As the logistics are figured out, small businesses may feel a pinch.  

“It’s going to affect any of the local businesses that relied on shipping directly out of Baltimore because they’re going to incur costs of having to move their product for export to a different port,” he said. 

Shipping industry flexibility

The ripples of the Baltimore port being down will affect shipping for the entire East because it will add more volume to the other ports including in New York, Charleston, and Savannah, McManus said.  

But overall, the shipping industry is flexible and agile at making adjustments, he said, saying the logistics of changing course will take a couple of weeks as opposed to months. 

“The other ports are going to absorb the volume of the import and export and they can handle that,” he said. “Over time they’ll work it out. You might have longer times waiting for a dock because of the real estate space of getting a ship alongside, but I don’t see it being that substantial.”

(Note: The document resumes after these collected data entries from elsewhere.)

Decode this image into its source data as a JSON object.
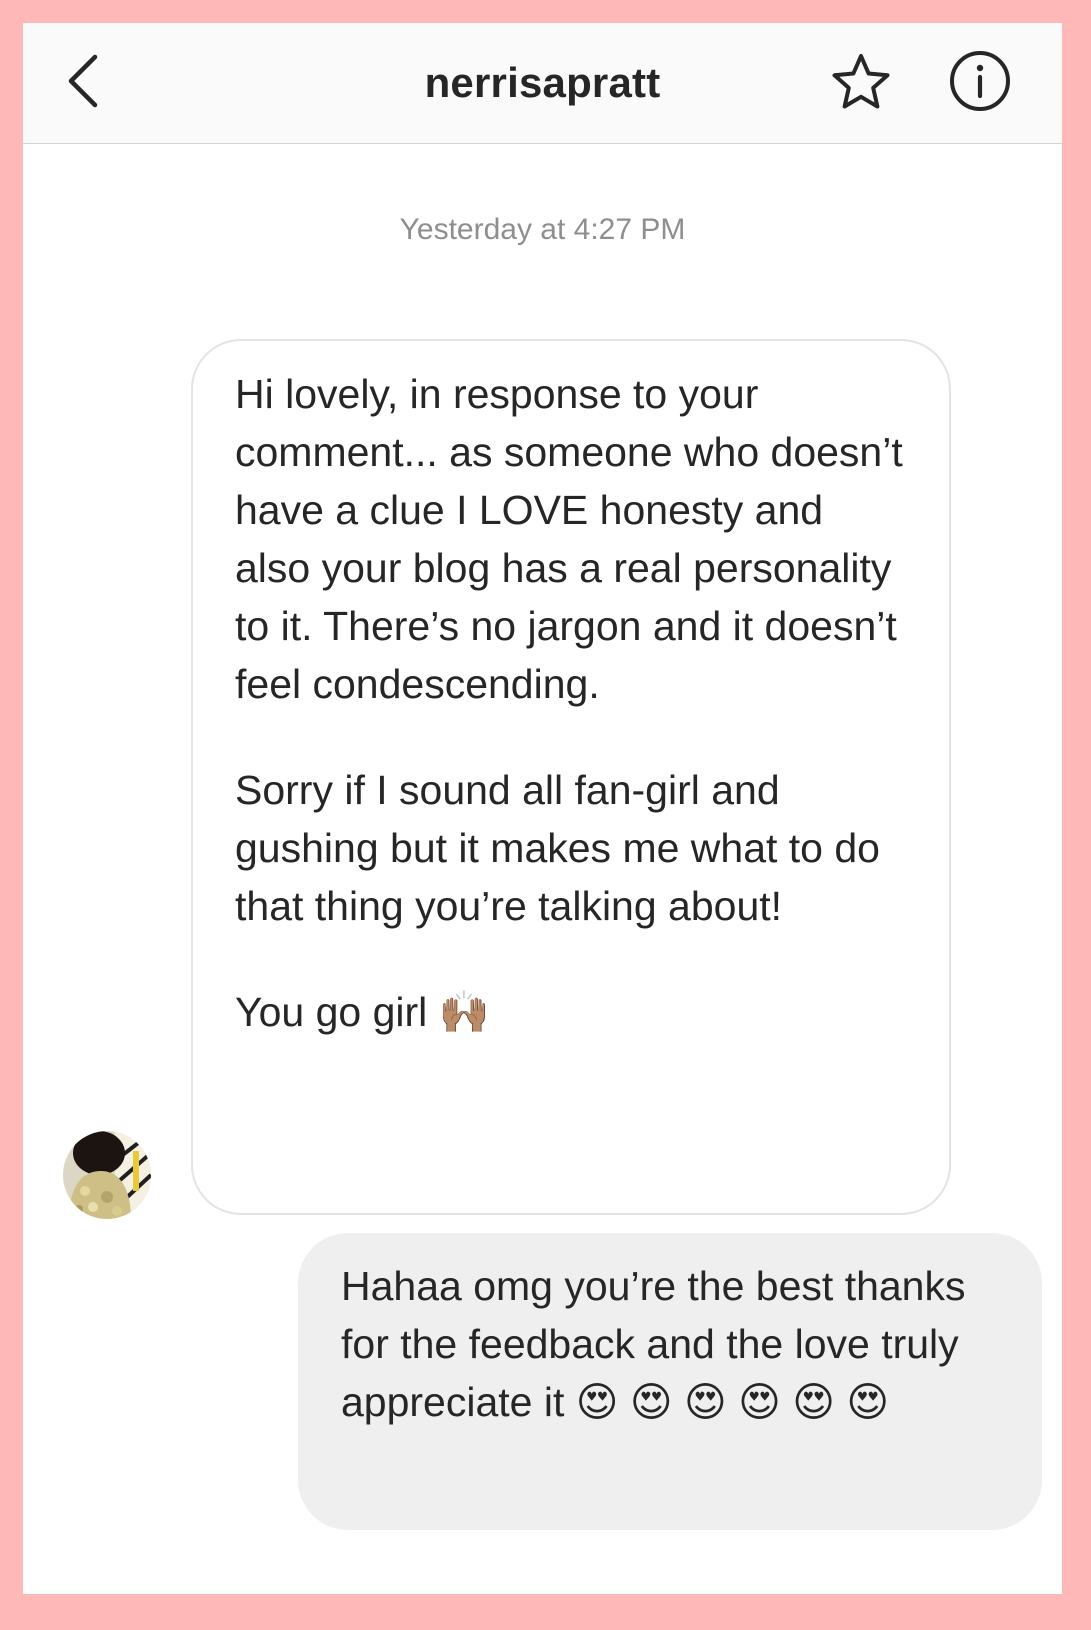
{
  "header": {
    "title": "nerrisapratt",
    "back_icon": "chevron-left-icon",
    "star_icon": "star-icon",
    "info_icon": "info-icon"
  },
  "conversation": {
    "timestamp": "Yesterday at 4:27 PM",
    "incoming": {
      "paragraphs": [
        "Hi lovely, in response to your comment... as someone who doesn’t have a clue I LOVE honesty and also your blog has a real personality to it. There’s no jargon and it doesn’t feel condescending.",
        "Sorry if I sound all fan-girl and gushing but it makes me what to do that thing you’re talking about!",
        "You go girl 🙌🏽"
      ]
    },
    "outgoing": {
      "text": "Hahaa omg you’re the best thanks for the feedback and the love truly appreciate it 😍 😍 😍 😍 😍 😍"
    }
  },
  "colors": {
    "frame_background": "#ffb8b8",
    "header_background": "#fafafa",
    "incoming_bubble_border": "#e3e3e3",
    "outgoing_bubble_background": "#efefef",
    "timestamp_text": "#8e8e8e",
    "primary_text": "#262626"
  }
}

Long-term costs are still unknown 

The collapse could have an impact on consumer costs depending on how the industry economically pivots. 

Rerouting ships will have varying degrees of costs and at some point, those costs could potentially be passed on to consumers who may see that impact in the next three to six months, Williams said. 

The industry could also just absorb that cost themselves and keep moving, McManus said.

He added the point of the infrastructure system is to be cost effective and move products as cheaply as possible, so the bridge collapse will produce challenges to that. 

“All that remains to be seen,” he said. “It will take some time to let the economy work it out.”